OPINION: Firefighters are reliably to be found around the top of the Readers Digest annual poll to find most trusted professions in New Zealand and it's hard to argue with that.
Especially from the perspective of journalists. Pipped as we are for 42nd spot by airport baggage handlers, we find ourselves looking way up the list, our faces pinched with envy, to find fire crews sitting at No 2 behind paramedics.
Invercargill residents undoubtedly share the nationwide climate of approval for the work done by our firefighters. This weekend, as they gather to celebrate 150 years' service to Invercargill, we should remind ourselves why.
It hardly out of inert sentimentality.
It is as true today as it has been at any time throughout those 15 decades that our firefighters, time and again, come up with the goods.
They have saved uncountable lives and immeasurable loss of property.
And, for all their training and skills, the fact remains that they hazard their own hides to do it.
Our calls on their services extend past smoke and flames to road crashes, chemical scares, entrapments and a host of other occasions where things have somehow gone wrong for us.
Even to the extent of Thomas McCambridge who in 1959 climbed down a Queens Park well to rescue three council workers, and wound up dead alongside them.
There have been times when we have called, urgently, for firefighters help not in isolated instances but on huge scale, as in civil defence emergencies like the 1984 floods when, during the course of just 12 days, they toiled to a state of exhaustion answering 693 calls - usually about six months' worth.

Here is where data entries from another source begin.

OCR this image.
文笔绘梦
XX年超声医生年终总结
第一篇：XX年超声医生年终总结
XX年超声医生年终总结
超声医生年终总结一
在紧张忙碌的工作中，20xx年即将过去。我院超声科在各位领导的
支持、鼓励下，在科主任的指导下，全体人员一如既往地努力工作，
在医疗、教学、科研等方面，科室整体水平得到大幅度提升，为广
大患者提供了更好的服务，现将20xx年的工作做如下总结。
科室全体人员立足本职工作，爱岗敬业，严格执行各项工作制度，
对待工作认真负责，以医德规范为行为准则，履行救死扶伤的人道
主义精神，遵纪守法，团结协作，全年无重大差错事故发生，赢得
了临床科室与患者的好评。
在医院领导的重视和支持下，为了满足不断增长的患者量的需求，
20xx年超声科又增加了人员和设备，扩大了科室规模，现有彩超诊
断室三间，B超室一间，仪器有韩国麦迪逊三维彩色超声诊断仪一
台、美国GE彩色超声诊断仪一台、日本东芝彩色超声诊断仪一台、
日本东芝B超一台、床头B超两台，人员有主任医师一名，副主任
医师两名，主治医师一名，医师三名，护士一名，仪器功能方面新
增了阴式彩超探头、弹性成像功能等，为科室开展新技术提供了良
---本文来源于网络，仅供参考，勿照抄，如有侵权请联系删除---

The constancy of the service given to Invercargill has not come without change, be it the welcome aspects such as a heightened involvement in community education and fire prevention work, or the less embraceable trends such as a much greater degree of regulation governing their own job requirements.
The spinal practicality of the job remains as important as ever, but the rules for getting it done are now mightily more complex.
Invercargill's private houses and public buildings are of varying age and quality, as could be said for most places, but none of us should be pleased about how many of our own are in problematic condition.
For their part there is only so much our firefighters can do to protect us from ourselves if we choose to be disrespectful of risk.
When the brigade celebrated its centenary the then minister of internal affairs, Sir Leon Gutz wrote: "Despite differences between past and present conditions, the fire brigades of today and yesterday have had a common asset - the quality of the men who serve in them".
Fifty years later we can update the reference to include women, but otherwise his assessment still stands.
And thank goodness for that.
But even as we celebrate the occasion, the rest of us need to remember that gratitude for the work of our firefighters is no replacement for our own need to take personal and collective responsibilities to minimise the number of times we must cry out to them for help.